Chaque pointe sèche comporte plusieurs états connus, sept ou huit, et chaque état plusieurs épreuves dont le nombre nous est inconnu pour Rodin. Nous sommes ici devant une épreuve du deuxième état.
Sur la même gravure sont regroupés trois visages de l’écrivain, l’un puissant, expressif et éternel, conforme à la légende, l’autre, en bas à droite, plus réaliste, tourmenté et moins flatteur, et un troisième, sur la gauche, atypique, inversé, ressemblant à une sorte de brouillon et provenant sans aucun doute d’un dessin dont Rodin fit le report sur le cuivre.

  Interprétation

Une technique au service d’une large diffusion
Le succès et la diffusion de cette gravure dans ses différents états furent très importants.

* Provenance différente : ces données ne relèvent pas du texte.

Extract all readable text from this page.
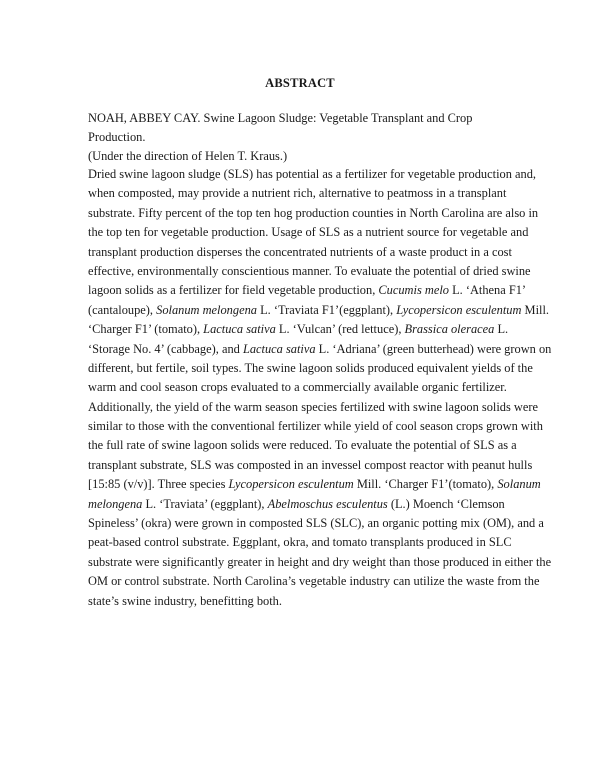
ABSTRACT
NOAH, ABBEY CAY. Swine Lagoon Sludge: Vegetable Transplant and Crop Production.
(Under the direction of Helen T. Kraus.)
Dried swine lagoon sludge (SLS) has potential as a fertilizer for vegetable production and,
when composted, may provide a nutrient rich, alternative to peatmoss in a transplant
substrate. Fifty percent of the top ten hog production counties in North Carolina are also in
the top ten for vegetable production. Usage of SLS as a nutrient source for vegetable and
transplant production disperses the concentrated nutrients of a waste product in a cost
effective, environmentally conscientious manner. To evaluate the potential of dried swine
lagoon solids as a fertilizer for field vegetable production, Cucumis melo L. ‘Athena F1’
(cantaloupe), Solanum melongena L. ‘Traviata F1’(eggplant), Lycopersicon esculentum Mill.
‘Charger F1’ (tomato), Lactuca sativa L. ‘Vulcan’ (red lettuce), Brassica oleracea L.
‘Storage No. 4’ (cabbage), and Lactuca sativa L. ‘Adriana’ (green butterhead) were grown on
different, but fertile, soil types. The swine lagoon solids produced equivalent yields of the
warm and cool season crops evaluated to a commercially available organic fertilizer.
Additionally, the yield of the warm season species fertilized with swine lagoon solids were
similar to those with the conventional fertilizer while yield of cool season crops grown with
the full rate of swine lagoon solids were reduced. To evaluate the potential of SLS as a
transplant substrate, SLS was composted in an invessel compost reactor with peanut hulls
[15:85 (v/v)]. Three species Lycopersicon esculentum Mill. ‘Charger F1’(tomato), Solanum
melongena L. ‘Traviata’ (eggplant), Abelmoschus esculentus (L.) Moench ‘Clemson
Spineless’ (okra) were grown in composted SLS (SLC), an organic potting mix (OM), and a
peat-based control substrate. Eggplant, okra, and tomato transplants produced in SLC
substrate were significantly greater in height and dry weight than those produced in either the
OM or control substrate. North Carolina’s vegetable industry can utilize the waste from the
state’s swine industry, benefitting both.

La gravure et la sculpture sont des arts de multiples et Rodin ne se priva pas de les répandre dans des expositions, des revues comme L’Artiste en 1885, Les Lettres et les Arts en septembre 1889 ou Le Studio en mars 1903, des musées et chez des collectionneurs. La qualité de cette estampe nous révèle que Rodin était non seulement un sculpteur mais aussi un dessinateur et un graveur.

Auteur : Claudie JUDRIN


Bibliographie

  • Claudie JUDRIN, Antoinette LE NORMAND-ROMAIN et Jacques VILAIN, Rodin : le musée et ses collections, Paris, Scala. 1996.
  • Ruth BUTLER, Rodin, la solitude du génie, Paris, Gallimard-Musée Rodin, 1998.